Яркой иллюстрацией к этим положениям может послужить история раба Онисима, который убежал от своего хозяина Филимона, принял христианство и примкнул к окружению Павла (Послание к Филимону). Апостол полюбил его, но не захотел распоряжаться его судьбой, считая, что необходимо уважать чужую собственность. Поэтому он отправляет раба обратно к Филимону, чтобы тот поступил с ним по своему усмотрению. Одновременно он пытается повлиять на Филимона и его супругу и склонить их не только простить Онисима, но и прислать его снова к Павлу, дав ему вольную. В послании сквозит глубокая тревога: видимо, Павел сознавал, насколько рискованно его решение. Бегство раба считалось в ту пору тягчайшим преступлением и зачастую каралось смертью. Но вместе с тем Павел мог надеяться, что его просьба будет исполнена, поскольку Филимон был ревностным, преданным ему христианским прозелитом. Итак, Павел хотя и призывает обращаться с рабами хорошо, ибо перед богом все люди равны, но не выступает против института рабства как такового. И это понятно. Воспитанный в рабовладельческой семье, он считал рабство естественным атрибутом жизни. Мысль о возможности отмены рабства скорее всего просто не приходила ему в голову. А если бы и приходила, то, как трезвый реалист, он понимал, чем это чревато: произошло бы то, чего он стремился избежать во что бы то ни стало, – конфликт с римскими властями, которые, раздраженные многочисленными восстаниями рабов, очень ревниво относились к этим вопросам. Поэтому Павел лишь стремился каким-нибудь образом облегчить участь несчастных рабов и считал, что это является первейшим долгом христиан, исповедующих любовь к ближнему. Эта минималистская – так и хочется сказать филантропическая – программа, касающаяся одного из самых трагических явлений в истории человечества повлекла за собой плачевные последствия для многих поколений. Блаженный Августин и Иоанн Златоуст вынуждены были ввести в учение Павла существенную коррективу, чтобы оправдать пассивное отношение христианской церкви к рабству. Они выдвинули тезис, что рабство – наказание за грехи и поэтому было бы неправильным стремиться к его отмене, более того – сами рабы не должны стремиться к освобождению, ибо это идет вразрез с божьей волей.

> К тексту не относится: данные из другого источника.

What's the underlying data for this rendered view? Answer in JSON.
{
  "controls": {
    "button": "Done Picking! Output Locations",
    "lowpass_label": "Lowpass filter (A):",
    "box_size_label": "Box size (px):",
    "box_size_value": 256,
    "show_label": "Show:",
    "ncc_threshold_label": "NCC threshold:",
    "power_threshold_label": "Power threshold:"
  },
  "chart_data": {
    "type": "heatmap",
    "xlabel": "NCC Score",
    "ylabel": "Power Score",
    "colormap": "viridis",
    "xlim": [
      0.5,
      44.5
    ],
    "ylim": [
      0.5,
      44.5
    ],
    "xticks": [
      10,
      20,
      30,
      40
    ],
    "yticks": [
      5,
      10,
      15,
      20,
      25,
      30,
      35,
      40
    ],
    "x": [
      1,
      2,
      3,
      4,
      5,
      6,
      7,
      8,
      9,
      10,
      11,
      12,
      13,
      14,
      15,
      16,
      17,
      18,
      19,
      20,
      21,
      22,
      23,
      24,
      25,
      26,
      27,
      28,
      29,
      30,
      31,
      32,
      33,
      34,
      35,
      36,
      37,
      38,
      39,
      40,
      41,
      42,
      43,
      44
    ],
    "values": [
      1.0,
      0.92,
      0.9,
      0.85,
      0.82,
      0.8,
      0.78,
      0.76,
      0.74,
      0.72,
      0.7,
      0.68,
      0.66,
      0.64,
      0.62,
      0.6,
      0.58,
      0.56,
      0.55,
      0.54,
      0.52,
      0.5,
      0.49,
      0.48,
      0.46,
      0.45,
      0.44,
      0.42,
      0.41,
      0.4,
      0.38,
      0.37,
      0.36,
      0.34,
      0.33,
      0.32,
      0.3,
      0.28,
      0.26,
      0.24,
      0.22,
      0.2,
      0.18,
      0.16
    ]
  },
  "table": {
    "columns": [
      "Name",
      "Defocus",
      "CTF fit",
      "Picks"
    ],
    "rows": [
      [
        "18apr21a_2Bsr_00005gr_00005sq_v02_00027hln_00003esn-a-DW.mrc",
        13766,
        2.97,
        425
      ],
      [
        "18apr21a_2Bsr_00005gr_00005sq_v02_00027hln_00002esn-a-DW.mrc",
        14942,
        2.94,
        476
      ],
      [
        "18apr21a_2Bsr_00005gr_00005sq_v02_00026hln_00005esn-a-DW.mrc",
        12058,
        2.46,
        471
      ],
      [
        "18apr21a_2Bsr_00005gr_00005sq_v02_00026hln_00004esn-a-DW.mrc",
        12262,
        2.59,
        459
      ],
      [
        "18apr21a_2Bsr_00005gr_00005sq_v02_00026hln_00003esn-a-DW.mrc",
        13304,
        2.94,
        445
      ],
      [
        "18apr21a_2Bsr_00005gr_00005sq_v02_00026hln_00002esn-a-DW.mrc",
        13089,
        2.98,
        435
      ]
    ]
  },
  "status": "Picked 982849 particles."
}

Таким образом, церковь способствовала сохранению института рабства на протяжении десятков поколений. Когда же рабство сменилось другими формами угнетения – крепостным правом, а затем капиталистической эксплуатацией наемного рабочего, она почти неизменно стояла на стороне эксплуататоров. История рабства, закончившаяся лишь во второй половине девятнадцатого века освобождением американских негров, несомненно, одна из самых позорных страниц христианской цивилизации. Поддерживая так демонстративно могущество Римской империи и ее основанный на рабстве социальный строй, Павел, с одной стороны, облегчил христианству его историческое шествие к окончательной победе и превращению в официальную государственную религию, но, с другой стороны, отошел от учения Иисуса и его учеников, от всего того, что было в нем протестом против несправедливостей жизни. Он во всех отношениях сильно, так сказать, сдвинулся вправо. Социальное острие христианства притупилось. Неудивительно поэтому, что, по мнению некоторых библеистов, Павел был по сравнению с Иисусом новым феноменом и с его появлением христианство вступило в совершенно новую фазу своего развития.